Tale of a Hot Topic!!!

This blog may be very sensitive to some...but I am telling you from the very beginning, that what you are about to read, are things that have happened to *ME* personally, during my many years of service in the "CHURCH."

I write this...because I hope with all my heart, that no one has to ever go through what I did. Some of what you are about to hear, I hope may be an eye-opener to some.

I am also going to say from the get go here...that I have had some wonderful dialogues with many...both those who believe in God and those who don't, in regards to this. I just want to thank those of you who reached out to me from the Christian community before, during and after my brain surgery.

I grew up in a Christian home. My mom was the one who took us girls to church and she was pretty much the spiritual leader in our home. My mom has a quiet faith...she lives by example...as I have mentioned before in my blog on her.

I went to Sunday school, church, Vacation Bible School, during summer breaks. I sang in the choir, sang solos, was involved in a puppet ministry for a few years, which I really enjoyed. I was actually pretty good at that too.

Now...you would think, that after having served all those years in the *CHURCH* that when trials came along, there would be people that would be there for you. At least, that is what I thought.

My experience was pretty much...that when I got sick, I was basically told, that I didn't possess enough faith...and that's why I wasn't being healed. That is the worst thing that you can ever tell a person. How dare...they judge me and tell me that what I am going through is a result of less faith than what they have.

If the the tables were turned, believe me, these same people that told me this...would look at this a lot differently. I am also here to tell you...that I judge no one...never have, never will.

This has been bothering me for years and I just need to get it out, once and for all and move on.

I got sick and tired of sitting in a pew Sunday after Sunday...and made to feel like my life wasn't in line with God's will....just because I happen to be living with a disease, that I knew, I would have the rest of my life. I was in despair, people here...I really thought my life was over, as I knew it. That was the last thing I needed.

I ended up leaving that church and trying another one. I was not a church hopper by any means...but I just didn't feel like I could stay there any longer.

I got involved once again..but it was very difficult, because I was still in the very early stages of my RA and I could hardly walk. Standing for choir was extremely difficult...but I enjoyed it so much, that I toughed it out. All this time, I kept getting advice from people...who were so clueless about it all.

So I tried to plug along, but it got more difficult all the time. I was so fatigued with the RA and simply 
couldn't keep up with everything. Little by little, I dropped my involvement. I finally left that church and tried another one. This time...I decided, that I would just take it nice and slow and just maybe sit back for a change. It was alright for a while...but I never felt very welcome there..so I just decided, that I was just going to quit going once and for all.

My mom attended that same church and when she asked someone to visit my dad...when he was in the hospital...no one came.

When my sister died...no one called me from the church...that I had served so long in. That really hurt. I lost my sister and I felt so alone.

When my dad died...it was pretty much the same thing...so there we were once again all alone.

So when I got my brain tumor...I just told my mom, that I wanted no one contacted because they didn't care then...and I wasn't expecting much...so why bother. This is when I had my heart to heart with mom...about how I had been treated in the church and why I don't attend anymore.

Even after all of this...I believe in God...because I realize, that it's the people who did this...that are not truly living up to their Christian values.

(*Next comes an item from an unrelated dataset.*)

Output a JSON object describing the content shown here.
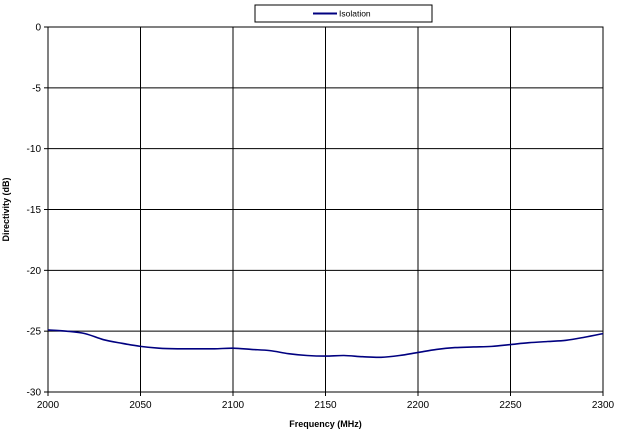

This is my whole take on my relationship with God. Christianity is a relationship. Relationships are personal and no one has a right to judge what is in my heart. ONLY God knows my heart and no one else. Don't flaunt it..just live it! Don't make others feel inferior...just because you don't think...they possess enough faith.

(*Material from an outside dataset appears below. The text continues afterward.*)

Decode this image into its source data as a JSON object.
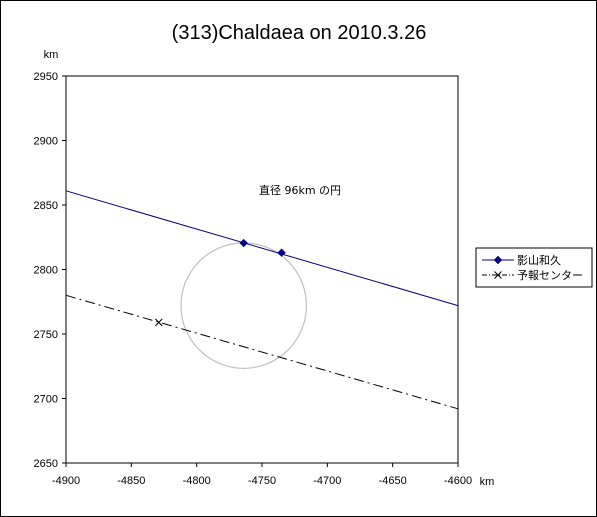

They don't have any idea...what my personal life with God is like. I don't know what your lives with or without God are like. I don't have any right to judge and neither do you. You also have to be careful when you are talking about religion...that you don't do it out of hatred or malice. You don't know...what that other person believes and really, that is just none of your business.

I also don't go around telling others how great I am...just because I happen to have God in my life. I don't think you should EVER have to tell someone, that you are a Christian...JUST LIVE IT!

I have lots of people who come to me...for advice because they know, I don't judge them. I have been through so much...that I never want another living soul, to go through what I have. It hurts so much.

I just hope you will read this with an open mind... without anyone taking umbrage...with what I have just shared. Like I said...these are things that have happened to me...I can't change them...but I don't have to allow myself to ever go through this again EVER!

I want to close with this...don't ever tell someone just because they have God in their lives...that it is going to be an easy ride. Life is not always wonderful all of the time and yes...even people who have God in their lives get depressed. Don't make them feel ashamed for those feelings. Stand by them and help them get through those rough times.